Gabriel Fonseca
O Cinema sempre contribuiu para a construção de heróis que fizeram parte do imaginário popular. Alguns duraram pouco e outros atravessaram gerações, como é o caso de Clint Eastwood com o seu tipo durão, para os clássicos de faroeste. Conhecendo a imagem que projetou de si mesmo nas telas, o ator e diretor aproveitou mais de uma oportunidade para se desconstruir, ao mesmo tempo em que conta uma bela história.
Em Cry Macho: O Caminho para Redenção, vemos uma versão atualizada dos heróis que protagonizaram o mito de criação dos Estados Unidos, no qual eles são trazidos para o século XX e se mostram mais humanos. O longa também explora um tom leve, pouco trabalhado nos filmes que Eastwood dirigiu e revela que o diretor ainda está aberto a novas experiências, mesmo que não precise inovar a sua forma de contar histórias.
Apesar de declarar a aposentadoria em 2019 com A Mula, Clint anunciou em 2021 o retorno como diretor e ator. Em Cry Macho, ele é Mike Milo, um domador de cavalos mal sucedido que já viveu tempos de glória como astro de rodeios. A trama se inicia graças à relação de dependência entre Mike e seu ex-patrão, Howard Polk (Dwight Yoakam), que lhe impõe a missão de viajar do Texas ao México para encontrar o filho, que vive sob os maus cuidados da mãe.

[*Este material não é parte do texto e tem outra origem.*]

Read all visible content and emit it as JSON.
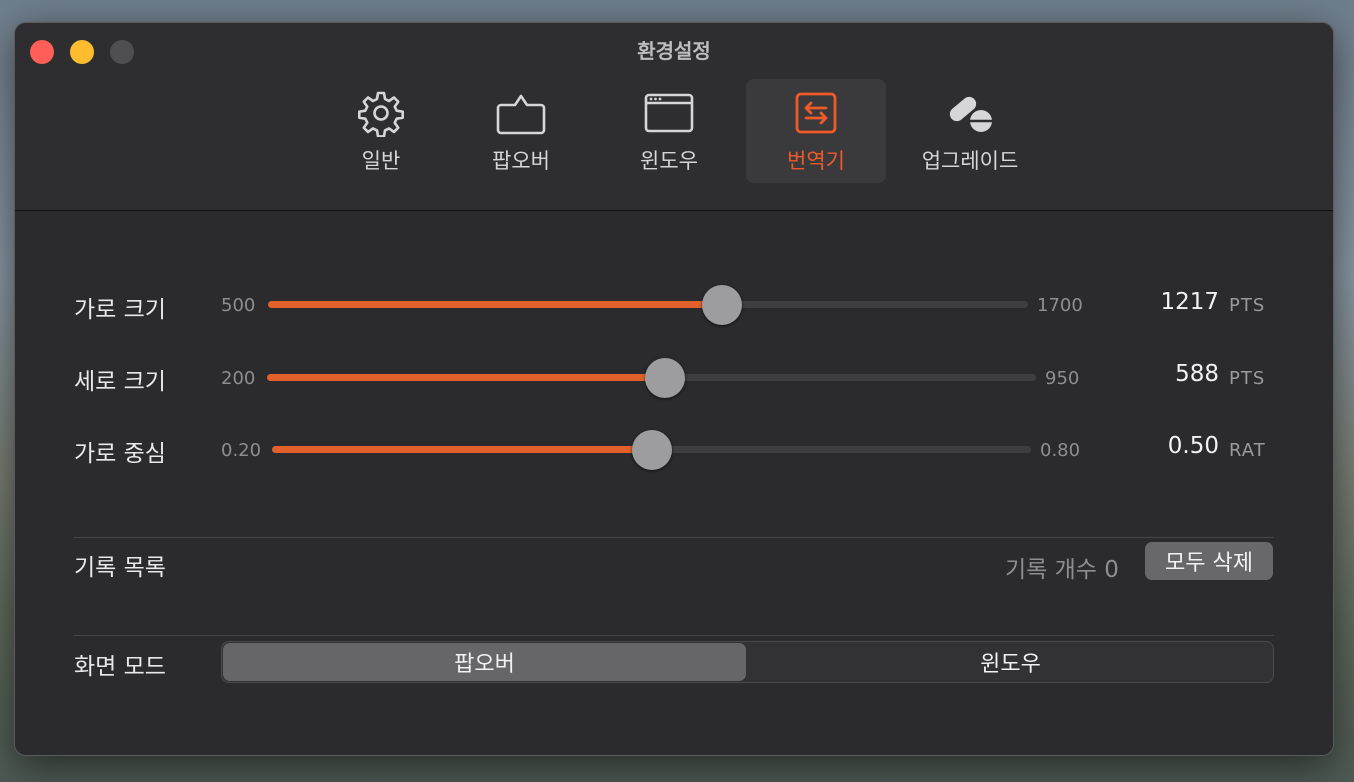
{
  "window": {
    "title": "환경설정"
  },
  "tabs": [
    {
      "label": "일반",
      "icon": "gear-icon"
    },
    {
      "label": "팝오버",
      "icon": "speech-bubble-icon"
    },
    {
      "label": "윈도우",
      "icon": "window-icon"
    },
    {
      "label": "번역기",
      "icon": "translate-icon",
      "active": true
    },
    {
      "label": "업그레이드",
      "icon": "pill-icon"
    }
  ],
  "accent_color": "#e2612a",
  "sliders": [
    {
      "label": "가로 크기",
      "min": "500",
      "max": "1700",
      "value": "1217",
      "unit": "PTS",
      "fraction": 0.5975
    },
    {
      "label": "세로 크기",
      "min": "200",
      "max": "950",
      "value": "588",
      "unit": "PTS",
      "fraction": 0.5173
    },
    {
      "label": "가로 중심",
      "min": "0.20",
      "max": "0.80",
      "value": "0.50",
      "unit": "RAT",
      "fraction": 0.5
    }
  ],
  "history": {
    "label": "기록 목록",
    "count_text": "기록 개수 0",
    "delete_label": "모두 삭제"
  },
  "display_mode": {
    "label": "화면 모드",
    "options": [
      "팝오버",
      "윈도우"
    ],
    "selected": "팝오버"
  }
}
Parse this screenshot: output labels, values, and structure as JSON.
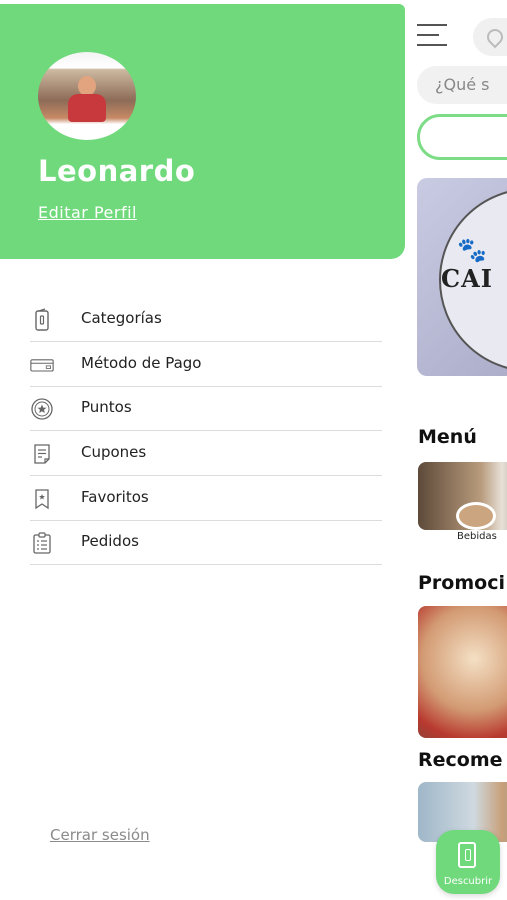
{
  "drawer": {
    "user_name": "Leonardo",
    "edit_profile": "Editar Perfil",
    "menu": [
      {
        "label": "Categorías",
        "icon": "menu-card-icon"
      },
      {
        "label": "Método de Pago",
        "icon": "credit-card-icon"
      },
      {
        "label": "Puntos",
        "icon": "star-badge-icon"
      },
      {
        "label": "Cupones",
        "icon": "coupon-icon"
      },
      {
        "label": "Favoritos",
        "icon": "bookmark-icon"
      },
      {
        "label": "Pedidos",
        "icon": "clipboard-icon"
      }
    ],
    "logout": "Cerrar sesión"
  },
  "app": {
    "search_placeholder": "¿Qué s",
    "banner_text": "CAI",
    "sections": {
      "menu_title": "Menú",
      "menu_item_label": "Bebidas",
      "promo_title": "Promoci",
      "recommended_title": "Recome"
    },
    "fab_label": "Descubrir"
  },
  "colors": {
    "accent": "#6fd97b",
    "divider": "#dcdcdc"
  }
}
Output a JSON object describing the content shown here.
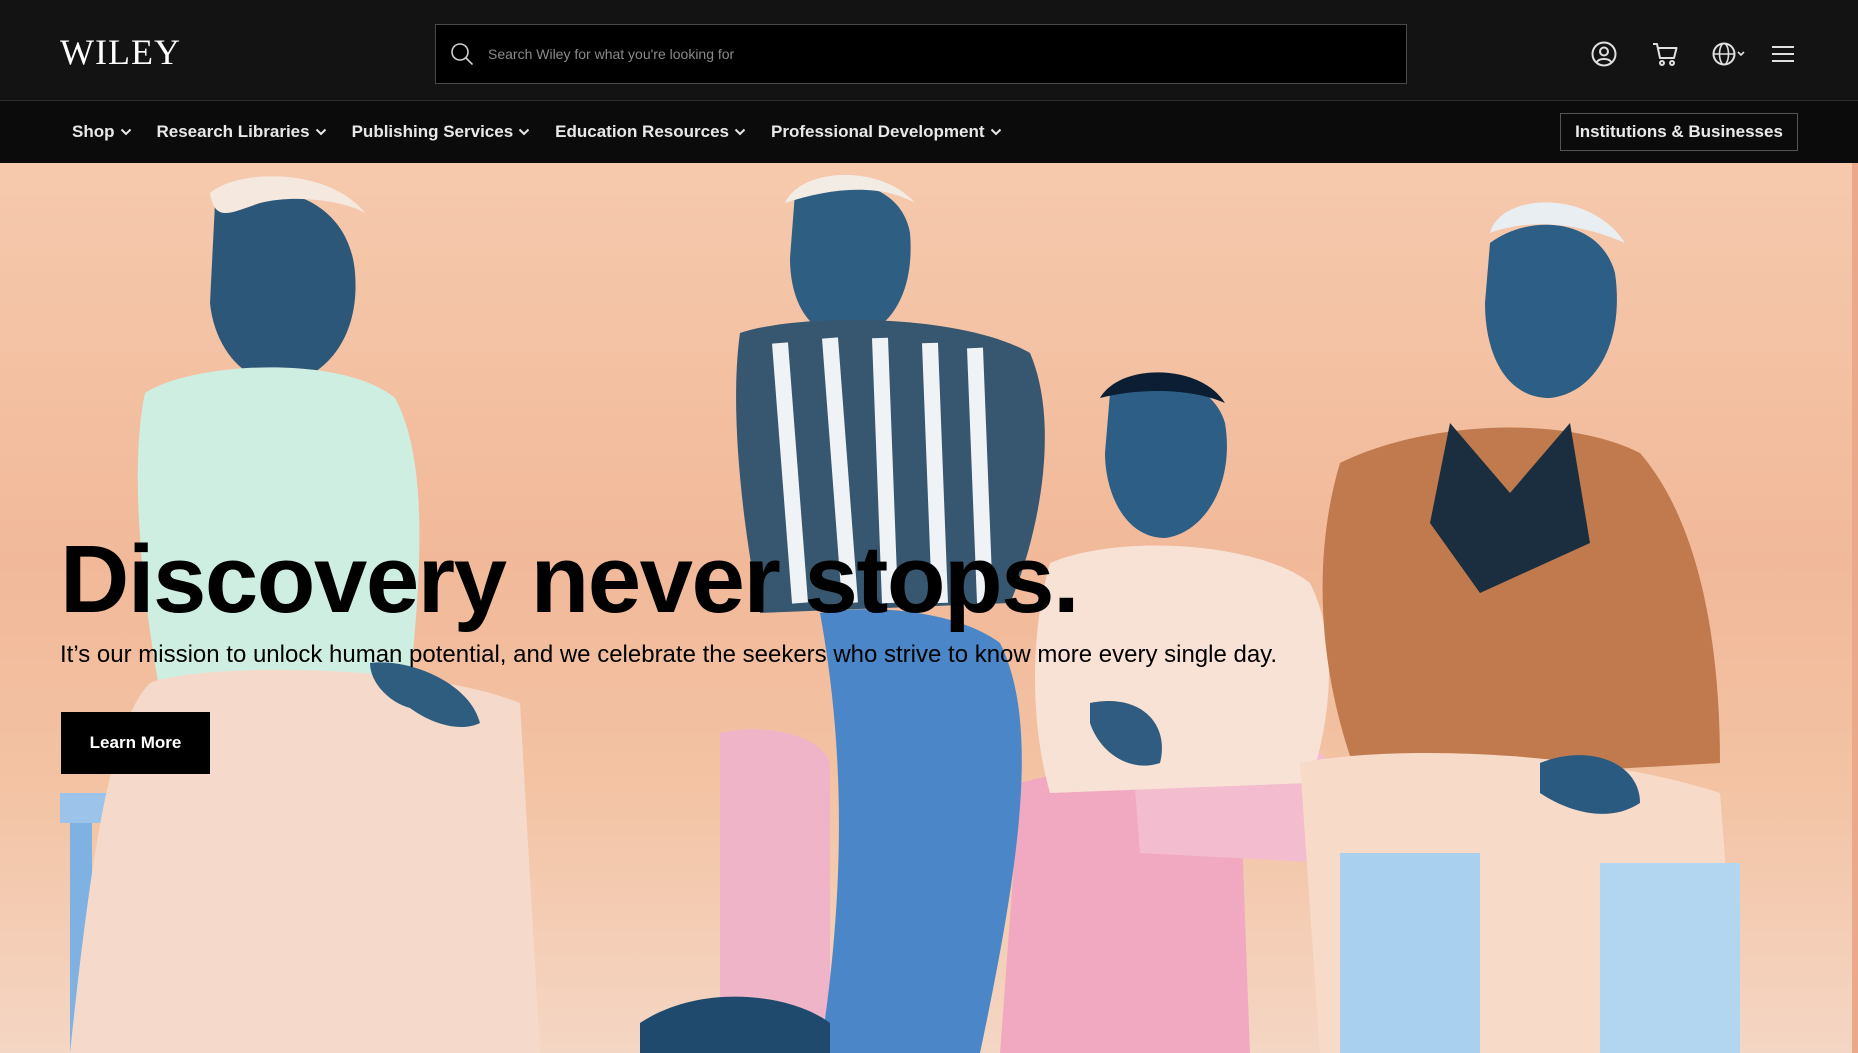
{
  "header": {
    "logo": "WILEY",
    "search": {
      "placeholder": "Search Wiley for what you're looking for",
      "value": ""
    },
    "icons": [
      "account-icon",
      "cart-icon",
      "globe-icon",
      "menu-icon"
    ]
  },
  "nav": {
    "items": [
      {
        "label": "Shop"
      },
      {
        "label": "Research Libraries"
      },
      {
        "label": "Publishing Services"
      },
      {
        "label": "Education Resources"
      },
      {
        "label": "Professional Development"
      }
    ],
    "institutions_label": "Institutions & Businesses"
  },
  "hero": {
    "headline": "Discovery never stops.",
    "subline": "It’s our mission to unlock human potential, and we celebrate the seekers who strive to know more every single day.",
    "cta_label": "Learn More"
  },
  "colors": {
    "topbar_bg": "#131313",
    "navbar_bg": "#0b0b0b",
    "hero_bg": "#f1b999",
    "cta_bg": "#000000"
  }
}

Mike não consegue argumentar contra o plano de Howard e se vê obrigado a retribuir favores antigos. Assim, ele parte em uma jornada para buscar o garoto, enquanto é perseguido pela polícia e os capangas da mãe de Rafael, um garoto de 13 anos que cresceu em meio à ilegalidade. A relação entre o protagonista e o personagem de Eduardo Minett é o que orienta a trama.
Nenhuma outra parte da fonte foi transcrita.